The lichen is a remarkable composite organism that can be frequently seen attached to rocks, trees, and even the soil. Often confused for moss, the lichen is actually not a plant at all since it has no roots, stems, or leaves.
Lichens are actually a partnership between two organisms: fungus and alga. The fungi are colorless and thrive on decomposing other organisms. Alga, however, makes its own food through photosynthesis. Partnering as lichen, fungi provides protection to the fragile alga which provides food for both organisms.
A third organism, cyanobacteria, can also be assimilated into the partnership. Since cyanobacteria also contains chloroplasts, it can also harvest light energy from the sun and generate carbohydrates as a food source.
By partnering with alga or cyanobacteria, fungi is able to provide itself with a constant source of nourishment. In return, the alga and cyanobacteria are protected from damaging ultraviolet rays which are absorbed by the fungi.
While there are more than 13,500 species of lichen in the world, with approximately 3,600 species located just in North America, you won’t find lichen anywhere near pollution. The organism only thrives where the air is clean, which is why it is used as a biomonitor to gauge an area’s air quality.
In a process known as biological weathering, lichens break down rocks and release minerals to the soil. They can achieve this through chemical interactions or by the lichen’s ongoing contraction and expansion.
Lichens are found from the arctic tundra to the driest of deserts. Lichen are considered the dominant vegetation in approximately eight percent of the Earth’s land surface.
Unlike most plants, lichen do not have a waxy cuticle on their leaves and they don’t have vascular tissue to transport water and nutrients throughout the organism. Instead, the lichen absorbs what it needs from its surrounding environment through air and rain.
When wet, the lichen’s alga starts photosynthesizing and growing. When the lichen is dry, it goes dormant and becomes brittle. This on and off dormancy explains why some lichen species only add 1-2 millimeters of growth per year. This makes larger lichens extremely old. Some lichens in Greenland are estimated to be between 3,000 to 5,000 years old.
Lichens present a rainbow of colors depending on what special pigments are present in each particular species. Colors vary within species due to age and light exposure with the pigments typically ranging from yellow to orange to red. When those pigments are absent, the lichen will be a gray or greenish gray color.
However, when the lichen is wet, the fungi’s outer layer (cortex) becomes more transparent allowing the underlying alga layer to become visible. Add a little bit of water to a gray lichen and you’ll see the organism come alive in a vibrant green.

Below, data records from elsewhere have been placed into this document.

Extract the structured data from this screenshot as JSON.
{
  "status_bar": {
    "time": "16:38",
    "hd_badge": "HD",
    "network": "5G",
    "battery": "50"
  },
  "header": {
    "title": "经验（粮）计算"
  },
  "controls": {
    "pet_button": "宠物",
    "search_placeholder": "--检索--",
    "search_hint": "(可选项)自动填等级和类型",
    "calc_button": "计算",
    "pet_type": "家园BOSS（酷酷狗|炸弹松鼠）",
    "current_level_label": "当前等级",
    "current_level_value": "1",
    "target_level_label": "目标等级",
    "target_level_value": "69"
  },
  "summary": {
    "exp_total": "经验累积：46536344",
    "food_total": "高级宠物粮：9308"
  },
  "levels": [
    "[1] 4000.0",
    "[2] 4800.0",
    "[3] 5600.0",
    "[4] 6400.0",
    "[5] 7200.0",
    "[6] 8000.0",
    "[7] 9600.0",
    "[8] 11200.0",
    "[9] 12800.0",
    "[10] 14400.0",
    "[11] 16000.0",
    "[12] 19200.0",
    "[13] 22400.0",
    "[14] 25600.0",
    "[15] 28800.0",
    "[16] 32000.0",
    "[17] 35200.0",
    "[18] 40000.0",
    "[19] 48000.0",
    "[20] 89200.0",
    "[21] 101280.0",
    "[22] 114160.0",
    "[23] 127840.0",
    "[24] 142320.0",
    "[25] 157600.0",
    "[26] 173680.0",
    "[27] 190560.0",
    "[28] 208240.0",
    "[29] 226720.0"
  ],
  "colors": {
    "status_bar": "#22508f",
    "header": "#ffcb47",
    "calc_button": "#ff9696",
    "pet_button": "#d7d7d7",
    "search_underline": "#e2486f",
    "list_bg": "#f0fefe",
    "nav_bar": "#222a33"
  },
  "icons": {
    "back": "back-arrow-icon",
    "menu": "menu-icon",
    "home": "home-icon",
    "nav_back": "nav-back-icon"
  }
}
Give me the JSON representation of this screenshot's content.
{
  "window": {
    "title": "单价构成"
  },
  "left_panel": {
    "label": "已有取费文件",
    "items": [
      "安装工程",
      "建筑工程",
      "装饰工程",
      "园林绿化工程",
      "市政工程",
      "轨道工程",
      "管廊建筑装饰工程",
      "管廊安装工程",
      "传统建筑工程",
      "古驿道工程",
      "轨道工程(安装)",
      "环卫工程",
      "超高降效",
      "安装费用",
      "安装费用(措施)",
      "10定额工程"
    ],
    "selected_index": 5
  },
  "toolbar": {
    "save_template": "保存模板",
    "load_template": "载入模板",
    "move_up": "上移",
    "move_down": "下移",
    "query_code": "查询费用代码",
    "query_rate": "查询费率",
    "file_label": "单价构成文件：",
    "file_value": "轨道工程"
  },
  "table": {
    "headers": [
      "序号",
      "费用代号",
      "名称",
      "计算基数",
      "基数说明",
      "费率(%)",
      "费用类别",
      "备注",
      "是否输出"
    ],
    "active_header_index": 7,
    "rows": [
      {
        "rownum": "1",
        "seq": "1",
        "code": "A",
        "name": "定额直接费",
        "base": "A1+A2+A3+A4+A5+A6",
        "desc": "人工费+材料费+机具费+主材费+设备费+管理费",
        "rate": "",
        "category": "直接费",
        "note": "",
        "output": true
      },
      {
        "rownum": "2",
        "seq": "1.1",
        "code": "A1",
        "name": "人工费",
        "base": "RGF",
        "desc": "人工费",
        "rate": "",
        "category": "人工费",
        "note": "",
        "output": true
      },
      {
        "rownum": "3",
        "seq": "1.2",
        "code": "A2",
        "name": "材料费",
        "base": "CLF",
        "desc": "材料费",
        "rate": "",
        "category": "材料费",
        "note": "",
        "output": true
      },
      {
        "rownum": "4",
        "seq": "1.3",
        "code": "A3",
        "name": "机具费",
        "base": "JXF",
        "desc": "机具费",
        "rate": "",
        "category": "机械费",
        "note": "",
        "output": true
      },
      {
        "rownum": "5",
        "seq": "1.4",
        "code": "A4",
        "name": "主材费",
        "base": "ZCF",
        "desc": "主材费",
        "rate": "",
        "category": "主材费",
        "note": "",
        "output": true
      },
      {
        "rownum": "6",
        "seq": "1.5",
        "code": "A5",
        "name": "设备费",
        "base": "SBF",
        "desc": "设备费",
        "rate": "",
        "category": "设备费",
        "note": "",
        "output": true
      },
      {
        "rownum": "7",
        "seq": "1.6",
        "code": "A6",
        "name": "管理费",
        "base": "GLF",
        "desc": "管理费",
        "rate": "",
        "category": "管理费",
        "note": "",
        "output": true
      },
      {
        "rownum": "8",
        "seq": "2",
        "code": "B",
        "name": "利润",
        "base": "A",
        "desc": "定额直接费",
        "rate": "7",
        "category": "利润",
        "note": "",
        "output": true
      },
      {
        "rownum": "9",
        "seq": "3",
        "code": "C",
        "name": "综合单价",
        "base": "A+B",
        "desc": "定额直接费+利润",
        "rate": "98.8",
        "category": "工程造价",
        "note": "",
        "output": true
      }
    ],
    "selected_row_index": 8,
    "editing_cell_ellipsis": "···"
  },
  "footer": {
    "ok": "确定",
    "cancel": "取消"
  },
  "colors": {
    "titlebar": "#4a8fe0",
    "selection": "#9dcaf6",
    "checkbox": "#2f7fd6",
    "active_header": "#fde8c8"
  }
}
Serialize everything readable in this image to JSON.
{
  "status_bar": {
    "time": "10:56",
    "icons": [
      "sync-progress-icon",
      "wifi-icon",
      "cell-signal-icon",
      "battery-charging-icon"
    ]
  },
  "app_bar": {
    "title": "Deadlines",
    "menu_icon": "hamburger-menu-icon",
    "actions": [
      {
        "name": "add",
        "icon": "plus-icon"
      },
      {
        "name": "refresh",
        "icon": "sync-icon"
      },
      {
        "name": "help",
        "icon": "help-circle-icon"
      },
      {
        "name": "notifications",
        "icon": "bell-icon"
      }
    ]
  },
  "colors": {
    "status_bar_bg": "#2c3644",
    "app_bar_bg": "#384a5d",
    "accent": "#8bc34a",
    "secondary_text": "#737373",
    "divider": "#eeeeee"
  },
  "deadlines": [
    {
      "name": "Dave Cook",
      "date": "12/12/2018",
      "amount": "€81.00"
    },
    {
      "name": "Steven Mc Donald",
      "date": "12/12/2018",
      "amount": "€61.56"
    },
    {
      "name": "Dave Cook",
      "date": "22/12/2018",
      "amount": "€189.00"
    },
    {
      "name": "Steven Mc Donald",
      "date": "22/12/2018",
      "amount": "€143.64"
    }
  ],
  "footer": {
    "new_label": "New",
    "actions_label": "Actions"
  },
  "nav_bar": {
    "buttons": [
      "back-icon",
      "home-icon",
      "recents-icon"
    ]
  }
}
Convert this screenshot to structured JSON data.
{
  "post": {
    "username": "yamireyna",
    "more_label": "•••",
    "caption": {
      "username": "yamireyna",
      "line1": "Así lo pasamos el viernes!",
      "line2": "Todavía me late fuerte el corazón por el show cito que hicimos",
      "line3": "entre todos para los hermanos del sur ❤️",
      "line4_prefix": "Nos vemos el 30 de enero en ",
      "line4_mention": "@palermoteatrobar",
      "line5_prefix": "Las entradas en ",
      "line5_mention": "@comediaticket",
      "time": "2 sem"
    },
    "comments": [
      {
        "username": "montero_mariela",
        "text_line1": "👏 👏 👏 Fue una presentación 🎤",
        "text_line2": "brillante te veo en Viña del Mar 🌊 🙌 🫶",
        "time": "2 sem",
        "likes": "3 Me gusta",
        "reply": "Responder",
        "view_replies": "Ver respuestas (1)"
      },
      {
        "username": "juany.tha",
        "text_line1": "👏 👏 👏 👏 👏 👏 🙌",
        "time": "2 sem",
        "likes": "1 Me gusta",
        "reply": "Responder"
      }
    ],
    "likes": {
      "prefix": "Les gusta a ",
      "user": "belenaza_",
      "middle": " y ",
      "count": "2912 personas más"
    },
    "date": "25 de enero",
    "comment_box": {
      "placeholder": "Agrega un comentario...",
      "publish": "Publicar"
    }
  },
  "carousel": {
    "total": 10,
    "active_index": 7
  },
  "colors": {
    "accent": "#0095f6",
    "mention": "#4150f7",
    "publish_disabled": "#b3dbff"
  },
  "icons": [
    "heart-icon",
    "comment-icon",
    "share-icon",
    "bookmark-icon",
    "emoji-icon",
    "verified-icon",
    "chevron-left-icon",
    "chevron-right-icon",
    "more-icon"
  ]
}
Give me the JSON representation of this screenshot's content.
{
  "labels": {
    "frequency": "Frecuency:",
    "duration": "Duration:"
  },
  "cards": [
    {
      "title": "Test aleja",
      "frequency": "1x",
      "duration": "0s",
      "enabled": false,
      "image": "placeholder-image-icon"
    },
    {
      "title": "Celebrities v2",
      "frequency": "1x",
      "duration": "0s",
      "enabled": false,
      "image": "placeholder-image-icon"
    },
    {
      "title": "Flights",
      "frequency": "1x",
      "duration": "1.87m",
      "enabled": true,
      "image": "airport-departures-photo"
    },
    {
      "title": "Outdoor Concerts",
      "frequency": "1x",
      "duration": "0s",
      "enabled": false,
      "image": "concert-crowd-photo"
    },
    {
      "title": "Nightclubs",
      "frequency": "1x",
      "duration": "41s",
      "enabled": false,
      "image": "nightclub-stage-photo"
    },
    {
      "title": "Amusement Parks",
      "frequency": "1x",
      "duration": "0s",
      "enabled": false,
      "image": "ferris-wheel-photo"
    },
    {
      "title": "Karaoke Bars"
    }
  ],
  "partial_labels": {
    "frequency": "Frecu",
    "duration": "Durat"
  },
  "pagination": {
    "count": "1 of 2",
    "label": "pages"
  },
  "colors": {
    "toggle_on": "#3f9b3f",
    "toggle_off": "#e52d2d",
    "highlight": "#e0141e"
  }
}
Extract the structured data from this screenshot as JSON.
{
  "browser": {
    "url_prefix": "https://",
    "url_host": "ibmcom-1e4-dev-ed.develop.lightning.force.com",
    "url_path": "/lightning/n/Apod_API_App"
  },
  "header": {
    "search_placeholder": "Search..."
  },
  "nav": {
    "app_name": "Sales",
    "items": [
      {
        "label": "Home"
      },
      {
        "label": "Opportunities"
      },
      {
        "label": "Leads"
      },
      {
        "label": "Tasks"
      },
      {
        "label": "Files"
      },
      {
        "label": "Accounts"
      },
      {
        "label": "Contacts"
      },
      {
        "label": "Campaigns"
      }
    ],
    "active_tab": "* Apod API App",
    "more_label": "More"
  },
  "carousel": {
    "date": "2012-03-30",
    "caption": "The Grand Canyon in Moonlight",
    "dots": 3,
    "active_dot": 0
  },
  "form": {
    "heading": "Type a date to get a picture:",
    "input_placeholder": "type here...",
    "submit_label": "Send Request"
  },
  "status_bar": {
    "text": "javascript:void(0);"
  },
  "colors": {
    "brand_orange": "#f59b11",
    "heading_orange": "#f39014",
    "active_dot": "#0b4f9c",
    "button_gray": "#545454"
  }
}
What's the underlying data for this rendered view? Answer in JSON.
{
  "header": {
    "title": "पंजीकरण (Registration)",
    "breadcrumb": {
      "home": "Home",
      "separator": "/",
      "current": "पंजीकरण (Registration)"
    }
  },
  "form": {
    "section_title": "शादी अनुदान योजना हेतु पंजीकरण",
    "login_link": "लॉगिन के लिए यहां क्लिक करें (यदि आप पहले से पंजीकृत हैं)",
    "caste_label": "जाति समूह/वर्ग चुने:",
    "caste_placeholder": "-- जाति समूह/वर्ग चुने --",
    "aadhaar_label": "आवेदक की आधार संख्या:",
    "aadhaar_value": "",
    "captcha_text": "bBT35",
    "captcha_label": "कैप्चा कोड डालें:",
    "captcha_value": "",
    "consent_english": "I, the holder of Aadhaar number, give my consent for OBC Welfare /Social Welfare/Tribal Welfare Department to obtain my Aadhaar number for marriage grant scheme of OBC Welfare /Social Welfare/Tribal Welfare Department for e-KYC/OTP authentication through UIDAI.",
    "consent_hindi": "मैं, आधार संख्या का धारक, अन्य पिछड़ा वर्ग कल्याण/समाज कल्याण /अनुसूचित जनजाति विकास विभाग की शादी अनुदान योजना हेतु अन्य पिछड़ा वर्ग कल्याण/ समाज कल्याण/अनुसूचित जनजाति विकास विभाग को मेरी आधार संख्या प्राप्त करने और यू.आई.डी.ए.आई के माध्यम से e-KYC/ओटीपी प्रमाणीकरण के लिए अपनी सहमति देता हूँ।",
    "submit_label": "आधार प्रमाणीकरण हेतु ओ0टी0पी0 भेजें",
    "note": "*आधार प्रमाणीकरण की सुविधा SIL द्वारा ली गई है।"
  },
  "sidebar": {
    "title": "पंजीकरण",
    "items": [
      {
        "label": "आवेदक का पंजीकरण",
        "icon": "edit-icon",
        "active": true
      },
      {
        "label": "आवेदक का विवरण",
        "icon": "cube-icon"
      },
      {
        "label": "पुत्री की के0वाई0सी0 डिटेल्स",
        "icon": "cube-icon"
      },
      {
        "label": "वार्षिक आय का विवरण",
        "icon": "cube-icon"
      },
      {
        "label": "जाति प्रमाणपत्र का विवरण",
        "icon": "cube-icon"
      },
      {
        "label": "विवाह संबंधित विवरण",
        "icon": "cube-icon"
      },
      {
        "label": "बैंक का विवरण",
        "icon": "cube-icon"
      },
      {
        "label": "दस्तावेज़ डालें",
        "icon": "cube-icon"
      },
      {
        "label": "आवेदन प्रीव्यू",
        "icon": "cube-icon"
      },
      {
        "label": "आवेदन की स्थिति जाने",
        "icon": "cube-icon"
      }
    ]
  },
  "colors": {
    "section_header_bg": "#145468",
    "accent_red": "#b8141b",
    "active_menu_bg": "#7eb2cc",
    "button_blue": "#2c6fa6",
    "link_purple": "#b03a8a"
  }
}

The lichen’s vegetative portion is known as the thallus and its shape is what gives each species its characteristic outer appearance — from long looping strands to small bushes to the more common flat crust shape.
The three main types can be described as leafy, crusty, and shrubby.
Leafy, also known as foliose, lichens look like leaves in appearance and structure. They are loosely attached to their substrate by filaments or a single umbilicus.
Crusty, or crustose, lichens are tightly attached to their substrate and make up nearly 75 percent of all lichens on earth.
Shrubby, or fruticose, lichens have no distinct top or bottom. They attach to the substrate in varying ways, from a single umbilicus to hanging over a tree branch. Many of these types of lichens look like hanging moss.
Due to lichen’s hybrid composition, it cannot reproduce like other seed-bearing plants. The dominant fungi can produce spores which will develop into another fungus but that new fungus still has to find an alga to partner with or it will die.
In addition to breaking down their substrates into soil and organic matter, lichens have also provided shelter, nesting material, and food for birds, elk and insects.
Due to their pigments, lichens have been used as a natural pigment for dying fabric, wool and baskets. When mixed with pine sap, or burned to ash, lichens can produce colors like yellow, green, orange, red, purple, and brown.
Some Native American tribes even turned to lichen as a food source when food was scarce.
Not all lichen is edible and some, like wolf lichen and ground lichen, are poisonous. Various tribes used wolf lichen for poisoned arrowheads while others made tea from it. Ground lichen in Wyoming was determined to be the cause of death for 300 “visiting” elk from Colorado in 2004. Local elk had immune systems that could safely process the ground lichen toxins but not so for the Colorado elk.
Lichens are also being studied for their antibiotic properties with new research revealing that these organisms may help fight against specific cancers and viral infections, including HIV.